Vaccinazione anti-papillomavirus: prevenzione dei tumori HPV-correlati


Il tumore del collo dell’utero, anche noto come carcinoma della cervice uterina, è il terzo tumore più frequente nella donna.
Inoltre, è l’unico che può essere prevenuto grazie allo screening ( Pap-test e test HPV ), ed è la prima neoplasia non-ematologica a essere stata direttamente correlata a un’infezione virale: l’infezione da papillomavirus umano ( HPV ), in particolare da 13 sottotipi ad alto rischio.

La vaccinazione, assieme a corretti stili di vita, rappresenta la vera prevenzione primaria del carcinoma alla cervice e di tutte le altre neoplasie correlate al virus HPV a carico di vagina, vulva, ano e oro-faringe, nonché delle lesioni condilomatose a carico dell’apparato anogenitale.

I vaccini anti-HPV attualmente disponibili, che coprono fino a nove sottotipi del virus ( 16, 18, 6, 11, 31, 33, 45, 52 e 58 ) rappresentano una efficace prevenzione della infezione persistente da HPV, delle lesioni pre-cancerose da questa causate e dei tumori ad essa correlate.

I vaccini anti-HPV sono raccomandati a tutti gli adolescenti prima dell’esposizione sessuale.

In Italia, la vaccinazione anti-HPV è offerta attivamente e gratuitamente a tutte le dodicenni ( 11 anni compiuti ) dal 2007-08.
Il Piano Nazionale di Prevenzione Vaccinale 2017-19 ha inserito la vaccinazione anti-HPV nel calendario vaccinale per tutti gli adolescenti di sesso femminile e maschile, da effettuarsi nel corso del 12° anno di età.

I dati di efficacia dei vaccini anti-HPV sono il risultato di oltre 10 anni di studi clinici e ricerca che hanno preceduto la loro immissione in commercio.
Il profilo di sicurezza è stato valutato attraverso studi di fase III che hanno coinvolto un numero elevato di soggetti di ambo i sessi.

I vaccini hanno dimostrato una efficacia clinica di quasi il 100% nel ridurre le lesioni precancerose del collo dell’utero ( CIN3 ) causate da HPV 16 e 18, responsabili di circa il 70% dei casi di carcinoma invasivo della cervice.
È stata altresì dimostrata l’efficacia dei vaccini nel ridurre l’incidenza di lesioni precancerose a carico di altri organi, quali vulva, ano e vagina.

Anche i primi studi di vita reale ( real life ) hanno evidenziato l’efficacia diretta dei programmi di vaccinazione sulla popolazione, rilevando un significativo calo dell’incidenza delle patologie HPV-correlate, proporzionale al tasso di copertura vaccinale della popolazione studiata.

Il raggiungimento e il mantenimento nel tempo di una adeguata copertura vaccinale sono fondamentali per l’efficacia di un programma di vaccinazione attivo e per la sua sostenibilità economica.
La percentuale di copertura auspicata dal Ministero nel 2007 ( 95% delle coorti attivamente chiamate ) è ben lungi dall’essere stata raggiunta.
Il tasso di copertura nazionale delle dodicenni, assestatosi negli ultimi anni intorno al 70%, è calato a meno del 60%.

Le ragioni della difficoltà a comunicare in modo appropriato i benefici della prevenzione vaccinale alla popolazione sono molteplici: disinformazione e pregiudizi sui vaccini in generale e ragioni più propriamente correlate alle malattie HPV-correlate.

Il papillomavirus è ubiquitario, vale a dire che ognuno di noi vi entra in contatto ed è oggetto di una infezione temporanea nel corso della propria vita.
Il virus interessa esclusivamente cute e mucose e non causa viremia e conseguente produzione anticorpale.

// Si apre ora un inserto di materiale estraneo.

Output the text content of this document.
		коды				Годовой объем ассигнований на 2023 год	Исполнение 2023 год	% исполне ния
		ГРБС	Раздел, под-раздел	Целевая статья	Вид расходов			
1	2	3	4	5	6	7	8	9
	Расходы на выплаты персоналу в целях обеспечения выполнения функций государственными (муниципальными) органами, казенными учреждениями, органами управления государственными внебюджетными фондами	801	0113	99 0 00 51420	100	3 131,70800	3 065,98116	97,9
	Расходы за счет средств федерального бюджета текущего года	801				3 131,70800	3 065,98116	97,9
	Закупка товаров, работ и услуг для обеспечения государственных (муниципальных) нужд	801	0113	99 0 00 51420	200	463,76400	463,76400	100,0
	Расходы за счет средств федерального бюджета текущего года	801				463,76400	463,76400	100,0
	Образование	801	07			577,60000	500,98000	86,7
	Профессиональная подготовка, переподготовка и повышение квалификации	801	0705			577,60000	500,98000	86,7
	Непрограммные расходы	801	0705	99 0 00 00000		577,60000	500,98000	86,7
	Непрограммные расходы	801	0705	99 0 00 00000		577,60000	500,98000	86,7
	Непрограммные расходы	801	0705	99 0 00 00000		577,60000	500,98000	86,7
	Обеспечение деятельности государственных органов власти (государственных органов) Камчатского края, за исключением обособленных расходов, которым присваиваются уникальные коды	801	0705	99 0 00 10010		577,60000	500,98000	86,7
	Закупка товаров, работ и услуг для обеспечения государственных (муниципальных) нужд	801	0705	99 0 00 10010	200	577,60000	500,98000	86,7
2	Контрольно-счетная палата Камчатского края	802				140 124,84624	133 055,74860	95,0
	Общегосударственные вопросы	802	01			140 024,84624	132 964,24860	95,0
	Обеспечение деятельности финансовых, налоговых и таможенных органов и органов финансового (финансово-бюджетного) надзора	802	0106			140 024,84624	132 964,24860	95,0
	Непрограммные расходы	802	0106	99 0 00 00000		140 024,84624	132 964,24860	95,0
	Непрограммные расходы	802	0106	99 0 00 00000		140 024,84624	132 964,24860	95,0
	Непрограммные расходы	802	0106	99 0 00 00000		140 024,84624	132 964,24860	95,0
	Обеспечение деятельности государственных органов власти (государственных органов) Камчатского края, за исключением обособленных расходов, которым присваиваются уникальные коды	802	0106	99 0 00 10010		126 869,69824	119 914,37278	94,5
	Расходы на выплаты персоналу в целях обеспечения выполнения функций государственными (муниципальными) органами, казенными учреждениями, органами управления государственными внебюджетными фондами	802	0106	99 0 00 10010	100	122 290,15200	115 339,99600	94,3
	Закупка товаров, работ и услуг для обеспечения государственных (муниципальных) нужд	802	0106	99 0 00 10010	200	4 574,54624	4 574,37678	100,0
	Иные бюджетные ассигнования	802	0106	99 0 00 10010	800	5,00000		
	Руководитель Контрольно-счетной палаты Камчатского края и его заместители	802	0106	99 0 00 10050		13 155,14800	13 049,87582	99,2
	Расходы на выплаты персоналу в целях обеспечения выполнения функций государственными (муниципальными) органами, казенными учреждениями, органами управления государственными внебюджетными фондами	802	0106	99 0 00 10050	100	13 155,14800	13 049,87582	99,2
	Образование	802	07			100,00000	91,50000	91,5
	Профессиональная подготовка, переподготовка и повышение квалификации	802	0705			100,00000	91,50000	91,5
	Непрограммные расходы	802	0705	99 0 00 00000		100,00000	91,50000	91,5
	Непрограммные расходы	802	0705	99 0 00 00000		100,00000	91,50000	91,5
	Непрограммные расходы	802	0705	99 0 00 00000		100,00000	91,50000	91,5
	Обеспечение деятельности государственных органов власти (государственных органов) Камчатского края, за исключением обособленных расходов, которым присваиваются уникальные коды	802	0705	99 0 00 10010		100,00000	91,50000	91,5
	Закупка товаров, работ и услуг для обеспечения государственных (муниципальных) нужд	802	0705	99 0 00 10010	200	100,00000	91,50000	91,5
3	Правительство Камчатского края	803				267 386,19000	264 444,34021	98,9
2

Ciò significa che le difese immunitarie locali dell’ospite ( se in buona salute e in assenza di altri cofattori capaci di ridurne l’efficacia ) sono in grado di circoscrivere l’infezione e indurre in breve tempo ( mediamente 8-14 mesi ) l’eliminazione spontanea del virus.
In alcuni casi, tuttavia, l’organismo non riesce a eliminare il virus, specie i sottotipi ad alto rischio e a potenziale oncogeno, che riesce a persistere e ad integrarsi nel genoma dell’ospite rendendo immortale la cellula squamosa colpita e innescando il meccanismo della trasformazione tumorale.